Former US President Donald Trump gestures as he speaks during a rally at the Canyon Moon Ranch festival grounds in Florence, Arizona, on January 15, 2022.Robyn Beck / AFP via Getty Images
  • Former President Donald Trump played a role in plans for seizing voting machines in the 2020 election. 
  • Trump asked Rudy Giuliani to call DHS about confiscating voting machines, The New York Times reported.
  • Trump weighed the prospect of using the military or the Justice Department to obtain the machines.

Former President Donald Trump asked Rudy Giuliani, his attorney, to call the Department of Homeland Security to see if they could legally take control of voting machines in key states in December 2020, six weeks after the Presidential election, The New York Times reported. 

Giuliani called Kenneth Cuccinelli, the acting deputy secretary at the Department of Homeland Security, who told him he did not have the authority to do so, the Times reported. 

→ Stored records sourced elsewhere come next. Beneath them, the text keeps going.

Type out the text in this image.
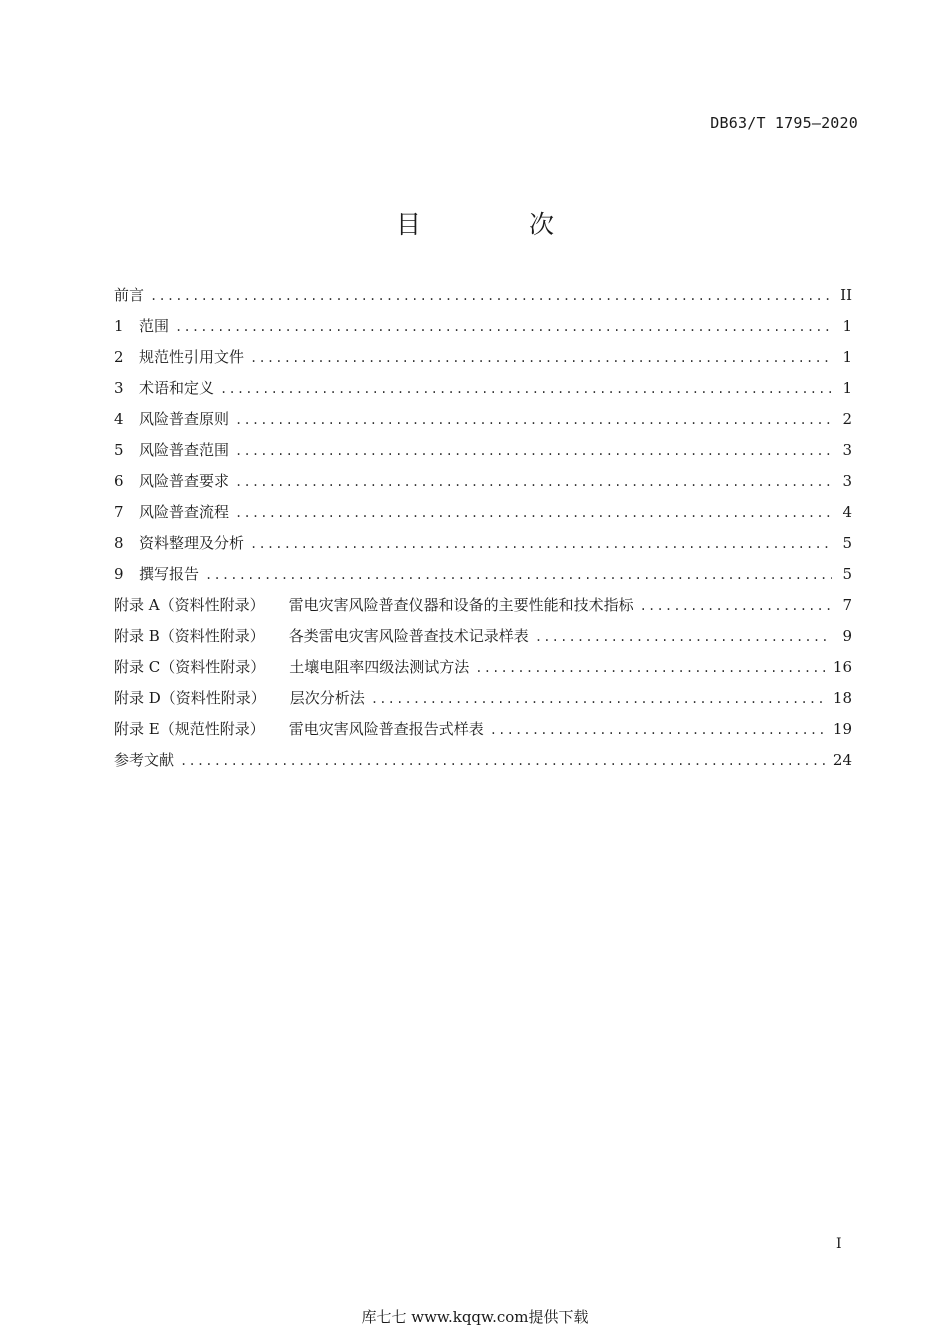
DB63/T 1795—2020
目 次
前言 .....	II
1	范围 .....	1
2	规范性引用文件 .....	1
3	术语和定义 .....	1
4	风险普查原则 .....	2
5	风险普查范围 .....	3
6	风险普查要求 .....	3
7	风险普查流程 .....	4
8	资料整理及分析 .....	5
9	撰写报告 .....	5
附录 A（资料性附录） 雷电灾害风险普查仪器和设备的主要性能和技术指标 .....	7
附录 B（资料性附录） 各类雷电灾害风险普查技术记录样表 .....	9
附录 C（资料性附录） 土壤电阻率四级法测试方法 .....	16
附录 D（资料性附录） 层次分析法 .....	18
附录 E（规范性附录） 雷电灾害风险普查报告式样表 .....	19
参考文献 .....	24
I
库七七 www.kqqw.com提供下载
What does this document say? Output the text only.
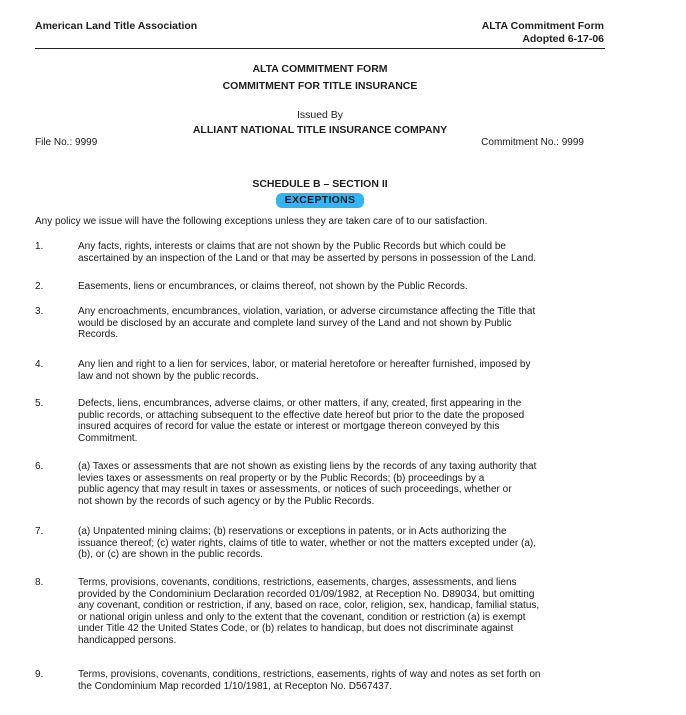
American Land Title Association	ALTA Commitment Form
Adopted 6-17-06
ALTA COMMITMENT FORM
COMMITMENT FOR TITLE INSURANCE
Issued By
ALLIANT NATIONAL TITLE INSURANCE COMPANY
File No.: 9999	Commitment No.: 9999
SCHEDULE B – SECTION II
EXCEPTIONS
Any policy we issue will have the following exceptions unless they are taken care of to our satisfaction.
1.	Any facts, rights, interests or claims that are not shown by the Public Records but which could be
ascertained by an inspection of the Land or that may be asserted by persons in possession of the Land.
2.	Easements, liens or encumbrances, or claims thereof, not shown by the Public Records.
3.	Any encroachments, encumbrances, violation, variation, or adverse circumstance affecting the Title that
would be disclosed by an accurate and complete land survey of the Land and not shown by Public
Records.
4.	Any lien and right to a lien for services, labor, or material heretofore or hereafter furnished, imposed by
law and not shown by the public records.
5.	Defects, liens, encumbrances, adverse claims, or other matters, if any, created, first appearing in the
public records, or attaching subsequent to the effective date hereof but prior to the date the proposed
insured acquires of record for value the estate or interest or mortgage thereon conveyed by this
Commitment.
6.	(a) Taxes or assessments that are not shown as existing liens by the records of any taxing authority that
levies taxes or assessments on real property or by the Public Records; (b) proceedings by a
public agency that may result in taxes or assessments, or notices of such proceedings, whether or
not shown by the records of such agency or by the Public Records.
7.	(a) Unpatented mining claims; (b) reservations or exceptions in patents, or in Acts authorizing the
issuance thereof; (c) water rights, claims of title to water, whether or not the matters excepted under (a),
(b), or (c) are shown in the public records.
8.	Terms, provisions, covenants, conditions, restrictions, easements, charges, assessments, and liens
provided by the Condominium Declaration recorded 01/09/1982, at Reception No. D89034, but omitting
any covenant, condition or restriction, if any, based on race, color, religion, sex, handicap, familial status,
or national origin unless and only to the extent that the covenant, condition or restriction (a) is exempt
under Title 42 the United States Code, or (b) relates to handicap, but does not discriminate against
handicapped persons.
9.	Terms, provisions, covenants, conditions, restrictions, easements, rights of way and notes as set forth on
the Condominium Map recorded 1/10/1981, at Recepton No. D567437.
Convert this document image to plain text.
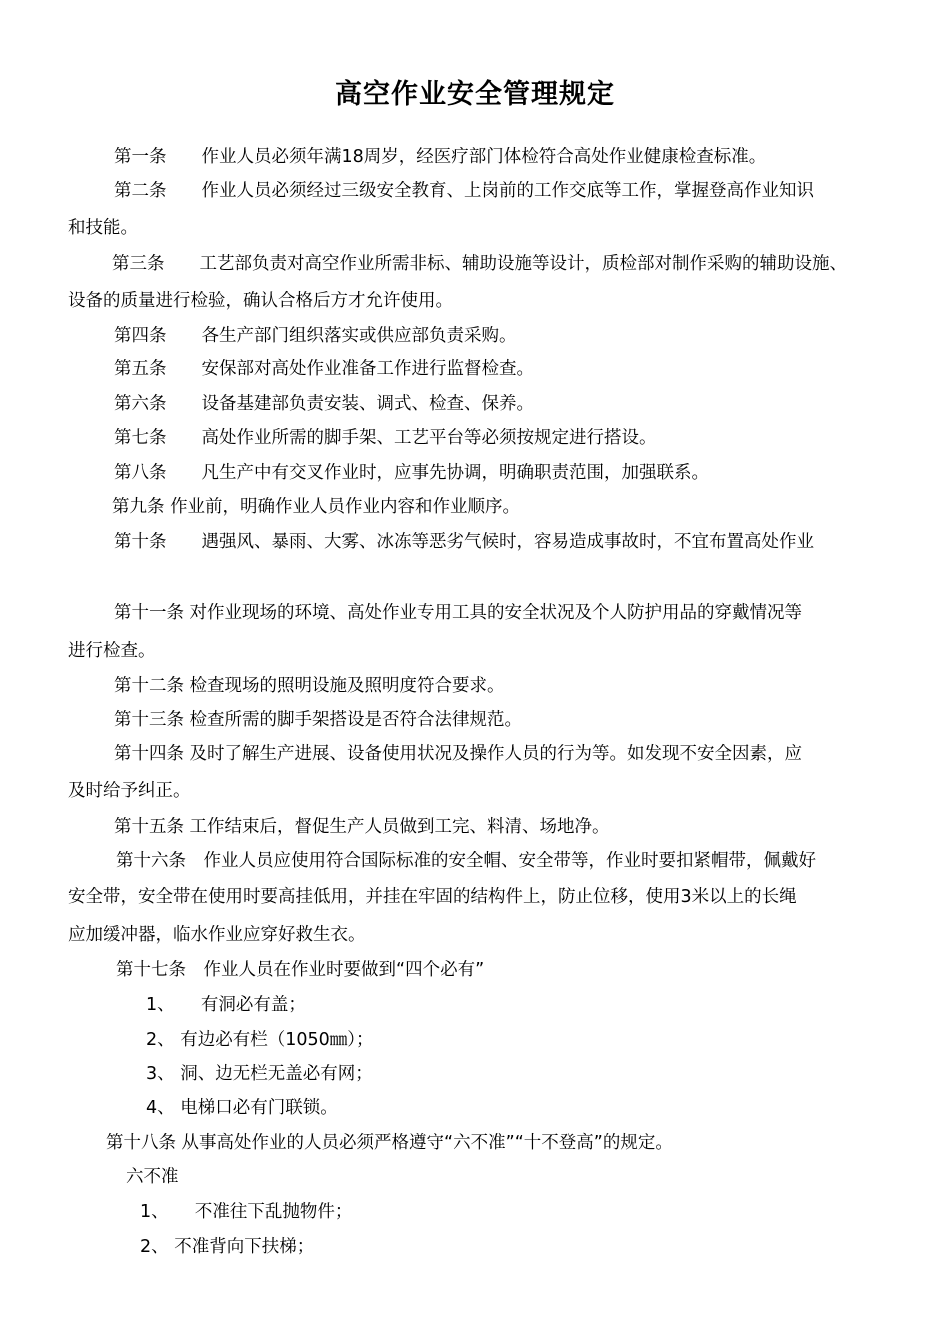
高空作业安全管理规定
第一条　　作业人员必须年满18周岁，经医疗部门体检符合高处作业健康检查标准。
第二条　　作业人员必须经过三级安全教育、上岗前的工作交底等工作，掌握登高作业知识
和技能。
第三条　　工艺部负责对高空作业所需非标、辅助设施等设计，质检部对制作采购的辅助设施、
设备的质量进行检验，确认合格后方才允许使用。
第四条　　各生产部门组织落实或供应部负责采购。
第五条　　安保部对高处作业准备工作进行监督检查。
第六条　　设备基建部负责安装、调式、检查、保养。
第七条　　高处作业所需的脚手架、工艺平台等必须按规定进行搭设。
第八条　　凡生产中有交叉作业时，应事先协调，明确职责范围，加强联系。
第九条 作业前，明确作业人员作业内容和作业顺序。
第十条　　遇强风、暴雨、大雾、冰冻等恶劣气候时，容易造成事故时，不宜布置高处作业
第十一条 对作业现场的环境、高处作业专用工具的安全状况及个人防护用品的穿戴情况等
进行检查。
第十二条 检查现场的照明设施及照明度符合要求。
第十三条 检查所需的脚手架搭设是否符合法律规范。
第十四条 及时了解生产进展、设备使用状况及操作人员的行为等。如发现不安全因素，应
及时给予纠正。
第十五条 工作结束后，督促生产人员做到工完、料清、场地净。
第十六条　作业人员应使用符合国际标准的安全帽、安全带等，作业时要扣紧帽带，佩戴好
安全带，安全带在使用时要高挂低用，并挂在牢固的结构件上，防止位移，使用3米以上的长绳
应加缓冲器，临水作业应穿好救生衣。
第十七条　作业人员在作业时要做到“四个必有”
1、　　有洞必有盖；
2、 有边必有栏（1050㎜）；
3、 洞、边无栏无盖必有网；
4、 电梯口必有门联锁。
第十八条 从事高处作业的人员必须严格遵守“六不准”“十不登高”的规定。
六不准
1、　　不准往下乱抛物件；
2、 不准背向下扶梯；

Insider previously reported people in Trump's orbit had written a draft executive order that was dated to December 2020 that mentioned using the Pentagon to seize machines.

That draft order was recently obtained by the House select committee investigating the January 6 insurrection. 

The Times reported that plans of using other federal agencies were also previously known but new details from three unnamed sources – either briefed on the events by participants or with firsthand knowledge of the events – show which plans Trump considered and advocated for. 

Trump's request to Giuliani to call DHS came after he rejected a proposal to use the Pentagon to confiscate the machines to look for evidence of alleged voter fraud that Phil Waldron, a retired Army colonel, claimed to have discovered, the Times reported, adding that Waldron first mentioned this plan to former Trump advisor Michael Flynn. 

Waldron also proposed the use of the military to seize the machines, but after Trump presented that idea to Giuliani, the attorney opposed it. 

The Times reported that Trump also met with former Attorney General William Barr about the idea of using the Justice Department to seize voting machines. Barr immediately shot down the idea, essentially telling Trump that there was no probable cause that could justify the move, the Times reported. 

The former president even asked lawmakers in Michigan and Pennsylvania to use local law enforcement to seize machines, the Times reported. 

A spokesperson for Trump did not respond to Insider's request for comment.